I would like to coin a new term inspired by Dita: Glamour Femme. In short, glamour femme is utilizing various arts – seduction, physical presentation, intelligence and skilled conversation, and a variety of other skills – in order to gain power, which can mean a variety of different things. Glamour Femme is at it’s heart a form of power play, wherein you use these skills to create an otherworldly experience for those around you and thereby attain a dominant position – you control the world you create through glamour, and thereby influence others.
Seduction is at the heart of glamour. Seduction is a terrifying power, which is why it has been so often villanized. Succubus, Temptress, Harlot, Whore – all derogatory words that have been used to describe women throughout history who have utilized sexual prowess to gain power: social standing, money, fame, love, security. It is interlinked with sex, which is why sex work of all forms is one of the most reliable forms of work for many people, and also one of the most derided.

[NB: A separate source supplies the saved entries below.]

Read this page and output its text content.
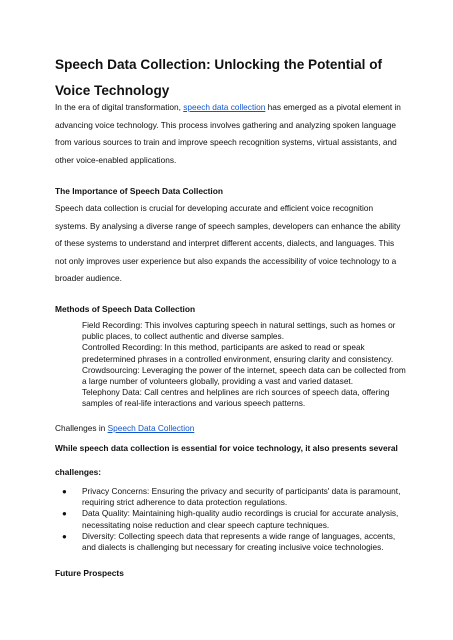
Speech Data Collection: Unlocking the Potential of Voice Technology
In the era of digital transformation, speech data collection has emerged as a pivotal element in advancing voice technology. This process involves gathering and analyzing spoken language from various sources to train and improve speech recognition systems, virtual assistants, and other voice-enabled applications.
The Importance of Speech Data Collection
Speech data collection is crucial for developing accurate and efficient voice recognition systems. By analysing a diverse range of speech samples, developers can enhance the ability of these systems to understand and interpret different accents, dialects, and languages. This not only improves user experience but also expands the accessibility of voice technology to a broader audience.
Methods of Speech Data Collection
Field Recording: This involves capturing speech in natural settings, such as homes or public places, to collect authentic and diverse samples.
Controlled Recording: In this method, participants are asked to read or speak predetermined phrases in a controlled environment, ensuring clarity and consistency.
Crowdsourcing: Leveraging the power of the internet, speech data can be collected from a large number of volunteers globally, providing a vast and varied dataset.
Telephony Data: Call centres and helplines are rich sources of speech data, offering samples of real-life interactions and various speech patterns.
Challenges in Speech Data Collection
While speech data collection is essential for voice technology, it also presents several challenges:
● Privacy Concerns: Ensuring the privacy and security of participants' data is paramount, requiring strict adherence to data protection regulations.
● Data Quality: Maintaining high-quality audio recordings is crucial for accurate analysis, necessitating noise reduction and clear speech capture techniques.
● Diversity: Collecting speech data that represents a wide range of languages, accents, and dialects is challenging but necessary for creating inclusive voice technologies.
Future Prospects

Throughout history, women have used glamour in varying forms – refinement, intelligence, beauty – to enthrall people who have power and grasp it in their own hands. Cleopatra was likely a very plain looking person, but was an eloquent speaker of many languages, incredibly intelligent, and skilled in many arts. Geisha were artisans who created what was referred to as a floating world where they entertained important businessmen and politicians with music, dance, theater, and skilled conversation. Many women throughout history have trained from a young age to be intelligent and skilled seductresses, and many of them have attained places of power.
The power of glamour and seduction are palpable, formidable forces – an art more than a look. The ability to present yourself properly but also to move right, speak right, touch right, and deliberately lay the careful foundation for a floating world around oneself: one that is perfect, that is free from sorrow and hardship, one where people get lost in each other’s eyes and forget all else exists. That is true power.